Berita bentrok mahasiswa Universitas Haluoleo (Unhalu) dengan PNS Kota Kendari beberapa waktu lalu sebagai buntut dari sweeping dan pengrusakan kampus Unhalu Kendari oleh aparat kepolisian setempat, lagi-lagi mengundang keprihatinan kita. Sebagai kelompok intelektual, tak semestinya mahasiswa melakukan pengrusakan yang begitu brutal apapun alasan yang melatarbelakanginya.

Seperti dilaporkan beberapa surat kabar cetak maupun elektronik, terdapat beberapa unit sepeda motor milik pegawai negeri sipil Kota Kendari dan satu unit mobil yang rusak dibakar massa mahasiswa, belum lagi kerusakan gedung Walikota Kendari yang rusak cukup parah akibat lemparan batu dari mahasiswa.

Tindakan brutal dari kelompok mahasiswa tersebut pada kenyataannya bertolak belakang dengan semangat intelektual ilmiah yang seharusnya dikedepankan oleh mahasiswa. Seringkali, kita mengutuk tindakan premanisme dari aparat keamanan, pamong praja, dan aparatur pemerintah lainnya, akan tetapi apabila tindakan premanisme itu dipraktikkan juga oleh kita, lantas apa bedanya kita dengan mereka? Meskipun aparatur pemerintah mempraktikkan tindakan premanisme kepada kita, hal tersebut bukan berarti kita juga boleh membalas dengan mempraktikkan tindakan premanisme yang sama seperti mereka.

Mahasiswa adalah kelompok intelektual yang seharusnya bekerja dengan kepala, logika, dan retorika, bukan dengan fisik yang selama ini seringkali dipraktikkan aparat keamanan. Mahasiswa bukanlah komunal robotik yang bekerja atas dasar perintah tanpa mempertimbangkan etika dan nalarnya. Mahasiswa adalah komunal intelektual organik yang bergerak dan bekerja atas dasar pertimbangan intelektual yang kita miliki. Dalam bertindak, kita harus mempertimbangkan keefektifan dan etika, dan bukan semata-mata bertindak atas dasar emosional kita semata.
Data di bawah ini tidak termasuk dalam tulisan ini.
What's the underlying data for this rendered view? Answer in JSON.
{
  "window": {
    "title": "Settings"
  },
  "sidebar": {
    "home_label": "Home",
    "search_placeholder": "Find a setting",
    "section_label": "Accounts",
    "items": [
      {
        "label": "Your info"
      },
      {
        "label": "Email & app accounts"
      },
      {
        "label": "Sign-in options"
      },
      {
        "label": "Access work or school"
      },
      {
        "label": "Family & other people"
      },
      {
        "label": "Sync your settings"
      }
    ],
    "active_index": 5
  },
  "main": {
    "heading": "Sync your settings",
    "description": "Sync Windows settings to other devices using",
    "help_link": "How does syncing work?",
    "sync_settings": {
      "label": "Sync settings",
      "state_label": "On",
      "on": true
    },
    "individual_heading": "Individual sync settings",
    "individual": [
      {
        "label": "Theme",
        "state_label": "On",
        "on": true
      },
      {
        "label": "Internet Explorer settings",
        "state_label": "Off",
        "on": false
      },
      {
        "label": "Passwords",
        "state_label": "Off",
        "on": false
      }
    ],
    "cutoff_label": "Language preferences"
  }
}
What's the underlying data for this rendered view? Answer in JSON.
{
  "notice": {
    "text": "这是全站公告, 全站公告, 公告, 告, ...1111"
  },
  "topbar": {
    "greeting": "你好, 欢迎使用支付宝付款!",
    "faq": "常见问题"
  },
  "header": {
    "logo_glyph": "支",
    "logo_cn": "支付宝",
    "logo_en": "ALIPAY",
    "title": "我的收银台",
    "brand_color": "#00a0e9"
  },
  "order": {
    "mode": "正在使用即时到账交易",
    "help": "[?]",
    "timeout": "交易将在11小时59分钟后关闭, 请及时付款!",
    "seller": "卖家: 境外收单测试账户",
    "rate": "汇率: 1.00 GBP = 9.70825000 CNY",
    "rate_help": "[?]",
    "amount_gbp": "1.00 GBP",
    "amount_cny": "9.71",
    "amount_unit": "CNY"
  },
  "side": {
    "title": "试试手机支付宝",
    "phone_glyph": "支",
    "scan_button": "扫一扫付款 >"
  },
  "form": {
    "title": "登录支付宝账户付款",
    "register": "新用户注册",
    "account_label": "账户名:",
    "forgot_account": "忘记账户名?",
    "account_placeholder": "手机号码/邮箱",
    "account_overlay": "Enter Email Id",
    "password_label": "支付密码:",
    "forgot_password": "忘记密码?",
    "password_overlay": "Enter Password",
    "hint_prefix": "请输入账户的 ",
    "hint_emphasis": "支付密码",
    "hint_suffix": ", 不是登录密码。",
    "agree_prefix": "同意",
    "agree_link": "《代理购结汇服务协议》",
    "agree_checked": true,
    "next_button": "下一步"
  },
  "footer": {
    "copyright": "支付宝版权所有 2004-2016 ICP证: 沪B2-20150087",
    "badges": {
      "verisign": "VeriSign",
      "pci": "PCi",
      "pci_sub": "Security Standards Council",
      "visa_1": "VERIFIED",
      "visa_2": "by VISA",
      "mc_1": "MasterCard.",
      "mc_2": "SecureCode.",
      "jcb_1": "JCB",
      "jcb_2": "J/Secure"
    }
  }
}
Kerusahan yang terjadi di Kendari memang bukan semata-mata kesalahan mahasiswa. Aparatur pemerintahan dan aparat keamanan juga seharusnya introspeksi diri terhadap tindakan yang sudah dilakukannya. Sudahkah mereka mengedepankan pendekatan humanis dialogis dalam menghadapi mahasiswa atau malah sebaliknya malah menggunakan jalan premanisme? Seringkali memang ada oknum aparatur pemerintahan dan aparat keamanan yang menggunakan jalan kekerasan dalam menghadapi mahasiswa. Bila ada aksi demonstrasi mahasiswa, tak jarang ada oknum aparat keamanan yang tidak mampu menahan diri dalam menghadapi mahasiswa, sehingga seringkali mahasiswa dipukuli, dianiaya, dan diintimidasi.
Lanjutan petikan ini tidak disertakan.